Three contractions later, I called Nina and said “I am ready.” She asked permission to check again and with a smile on my face I said, “Go ahead, but as soon as you are finished I am pushing!” “Yes, you are ten centimeters, completely effaced and your baby is ready to come.”
I remained in a fetal position, my body limp. I wanted the room to be as dark as possible, so more candles were added around where Nina was working. Mom came over to my side and held my hand. She was crying. I looked up at her and said “Don’t worry, mom, everything will be all right!” I closed my eyes again and simply opened my legs and pushed. I did not hold my breath and push; instead, I changed breathing pattern and allowed my body to take over.
Mother Nature was going to do the pushing for me. All I had to do was let go and let my ancient knowledge do its bidding. I pushed three times and Natascia’s head popped out. I rested while Nina took the cord that had wrapped itself around her neck. I reached and touched my daughter’s head. One more push and my baby was out. My husband caught our lovely girl as she briskly slipped out of my vagina. He placed her on my chest and mom and I sang her song. “Natascia amore mio, con te tutto il mondo piu’ giocondo sembrera’!”

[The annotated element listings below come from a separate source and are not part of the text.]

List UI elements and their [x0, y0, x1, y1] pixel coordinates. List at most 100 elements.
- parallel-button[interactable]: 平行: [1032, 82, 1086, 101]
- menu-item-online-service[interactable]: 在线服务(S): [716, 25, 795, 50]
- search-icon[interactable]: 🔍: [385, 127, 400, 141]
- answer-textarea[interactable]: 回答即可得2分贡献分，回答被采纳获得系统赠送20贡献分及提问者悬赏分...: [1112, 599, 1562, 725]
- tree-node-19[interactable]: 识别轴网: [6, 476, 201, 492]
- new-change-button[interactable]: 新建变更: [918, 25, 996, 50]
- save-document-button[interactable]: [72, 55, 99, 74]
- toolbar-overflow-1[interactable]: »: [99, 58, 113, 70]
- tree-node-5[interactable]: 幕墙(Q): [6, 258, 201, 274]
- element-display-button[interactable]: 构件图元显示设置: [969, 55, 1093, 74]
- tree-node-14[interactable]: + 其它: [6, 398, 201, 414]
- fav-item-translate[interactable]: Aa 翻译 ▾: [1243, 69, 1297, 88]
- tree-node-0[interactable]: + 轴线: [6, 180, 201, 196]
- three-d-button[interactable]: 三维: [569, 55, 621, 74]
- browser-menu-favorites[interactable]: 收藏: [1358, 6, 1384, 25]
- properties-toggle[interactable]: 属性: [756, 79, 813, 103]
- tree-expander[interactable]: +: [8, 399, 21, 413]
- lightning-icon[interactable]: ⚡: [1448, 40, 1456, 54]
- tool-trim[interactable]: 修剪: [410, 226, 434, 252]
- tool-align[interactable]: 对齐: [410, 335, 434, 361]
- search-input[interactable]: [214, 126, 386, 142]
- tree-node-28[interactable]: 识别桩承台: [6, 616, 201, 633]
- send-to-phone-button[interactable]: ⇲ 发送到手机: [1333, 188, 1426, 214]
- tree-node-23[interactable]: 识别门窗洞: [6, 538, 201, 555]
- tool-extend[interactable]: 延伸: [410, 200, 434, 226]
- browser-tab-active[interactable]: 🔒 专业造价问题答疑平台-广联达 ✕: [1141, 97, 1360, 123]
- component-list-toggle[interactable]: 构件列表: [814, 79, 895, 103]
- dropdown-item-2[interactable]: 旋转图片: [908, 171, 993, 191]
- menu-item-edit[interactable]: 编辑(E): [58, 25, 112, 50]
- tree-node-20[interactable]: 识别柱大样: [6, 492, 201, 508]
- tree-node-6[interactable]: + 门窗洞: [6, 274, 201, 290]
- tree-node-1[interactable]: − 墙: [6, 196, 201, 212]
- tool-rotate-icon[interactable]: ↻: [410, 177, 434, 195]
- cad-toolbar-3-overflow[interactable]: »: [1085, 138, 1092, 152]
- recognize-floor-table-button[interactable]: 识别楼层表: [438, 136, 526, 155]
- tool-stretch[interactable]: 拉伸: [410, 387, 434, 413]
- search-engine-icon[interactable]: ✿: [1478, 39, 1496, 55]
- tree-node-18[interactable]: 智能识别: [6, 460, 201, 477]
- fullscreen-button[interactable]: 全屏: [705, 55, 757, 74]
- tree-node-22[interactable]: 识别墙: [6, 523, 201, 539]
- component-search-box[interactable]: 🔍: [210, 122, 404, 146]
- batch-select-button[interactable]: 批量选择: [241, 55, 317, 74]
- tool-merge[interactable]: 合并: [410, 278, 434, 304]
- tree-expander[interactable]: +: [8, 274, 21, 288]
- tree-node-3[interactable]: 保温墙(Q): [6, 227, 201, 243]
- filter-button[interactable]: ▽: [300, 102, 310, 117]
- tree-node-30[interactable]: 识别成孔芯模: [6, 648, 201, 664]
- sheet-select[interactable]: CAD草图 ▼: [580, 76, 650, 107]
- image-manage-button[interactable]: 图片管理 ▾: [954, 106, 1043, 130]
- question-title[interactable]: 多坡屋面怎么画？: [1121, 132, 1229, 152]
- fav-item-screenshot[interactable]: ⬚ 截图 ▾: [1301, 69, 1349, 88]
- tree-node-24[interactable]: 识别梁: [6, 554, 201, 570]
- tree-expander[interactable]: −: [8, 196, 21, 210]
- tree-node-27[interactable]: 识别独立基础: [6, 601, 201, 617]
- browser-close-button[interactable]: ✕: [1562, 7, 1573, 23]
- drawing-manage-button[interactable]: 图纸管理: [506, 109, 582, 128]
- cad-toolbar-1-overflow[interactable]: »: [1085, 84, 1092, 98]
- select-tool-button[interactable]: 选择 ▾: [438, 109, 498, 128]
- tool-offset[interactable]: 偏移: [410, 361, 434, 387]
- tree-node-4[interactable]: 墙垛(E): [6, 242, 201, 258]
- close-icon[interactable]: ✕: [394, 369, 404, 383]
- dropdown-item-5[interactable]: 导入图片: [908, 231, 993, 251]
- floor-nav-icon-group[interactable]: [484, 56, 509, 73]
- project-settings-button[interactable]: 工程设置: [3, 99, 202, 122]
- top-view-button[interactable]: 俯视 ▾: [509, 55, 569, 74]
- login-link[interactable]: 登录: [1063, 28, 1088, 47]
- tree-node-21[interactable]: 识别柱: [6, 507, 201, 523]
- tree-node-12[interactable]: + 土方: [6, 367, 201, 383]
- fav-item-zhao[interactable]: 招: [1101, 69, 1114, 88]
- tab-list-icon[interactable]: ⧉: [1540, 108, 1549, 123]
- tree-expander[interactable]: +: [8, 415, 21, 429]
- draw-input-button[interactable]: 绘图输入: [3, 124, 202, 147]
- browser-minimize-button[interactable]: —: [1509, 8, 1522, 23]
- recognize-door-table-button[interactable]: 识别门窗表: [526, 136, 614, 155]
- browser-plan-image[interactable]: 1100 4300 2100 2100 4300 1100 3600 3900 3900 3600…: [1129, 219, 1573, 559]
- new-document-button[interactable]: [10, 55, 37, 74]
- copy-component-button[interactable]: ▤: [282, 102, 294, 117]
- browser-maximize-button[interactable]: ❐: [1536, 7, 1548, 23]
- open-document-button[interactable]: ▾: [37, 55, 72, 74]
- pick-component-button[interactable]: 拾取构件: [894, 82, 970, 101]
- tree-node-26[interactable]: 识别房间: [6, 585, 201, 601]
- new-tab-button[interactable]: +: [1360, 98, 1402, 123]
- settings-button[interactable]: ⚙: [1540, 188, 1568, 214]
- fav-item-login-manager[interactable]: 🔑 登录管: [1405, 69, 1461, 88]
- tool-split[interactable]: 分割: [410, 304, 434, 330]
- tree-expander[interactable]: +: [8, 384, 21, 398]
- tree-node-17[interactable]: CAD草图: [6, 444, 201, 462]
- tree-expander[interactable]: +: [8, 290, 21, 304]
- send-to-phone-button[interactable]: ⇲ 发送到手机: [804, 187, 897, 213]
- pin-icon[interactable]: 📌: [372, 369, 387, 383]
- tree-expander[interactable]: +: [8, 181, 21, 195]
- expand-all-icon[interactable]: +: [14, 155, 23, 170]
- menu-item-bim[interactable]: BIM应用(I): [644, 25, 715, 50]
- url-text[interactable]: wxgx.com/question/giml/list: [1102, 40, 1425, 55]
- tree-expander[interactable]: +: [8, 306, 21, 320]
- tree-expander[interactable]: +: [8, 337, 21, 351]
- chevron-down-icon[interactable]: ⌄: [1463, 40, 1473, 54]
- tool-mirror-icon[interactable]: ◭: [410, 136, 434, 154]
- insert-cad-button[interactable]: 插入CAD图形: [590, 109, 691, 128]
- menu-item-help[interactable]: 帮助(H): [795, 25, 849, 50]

I had asked not to have my daughter “cleaned up” for I believe the vernix (a thin layer of mucous that covers newborns) was created as the ultimate moisturizer. I massaged it into her skin delineating for her the confines between her body and the outside world. “Here are your hands my little one, these are your feet…” She sweetly laid there for a while, then began her journey for my breast. She latched on immediately and I continued to sing her song while massaging her.

When she finished feeding, Nina took her from me and handed her to B. to cuddle. I pushed twice more and the placenta came out. The birth was over, joyfully and painlessly. Our son (2 years old) had woken up just in time. He walked into the bedroom rubbing his eyes with his little fists. “Here is your baby sister,” his father showed him. His eyes became big for a moment; he said, “Sista.” He came over kissed me ever so sweetly and went right back to bed.

I got up, took a shower while Mom and B. cleaned and prepared my bed. B. and I lay down with our new bundle of joy. She fed all night long while we rested.
Natascia was born at 3:45 am on December 4th 1984 in my home in Marina Del Rey in the same bedroom I still sleep in. If I can do it, so can you!

Today’s Affirmation: Today I will prepare myself for the labor ahead, knowing I will be in the expert hands of Mother Nature!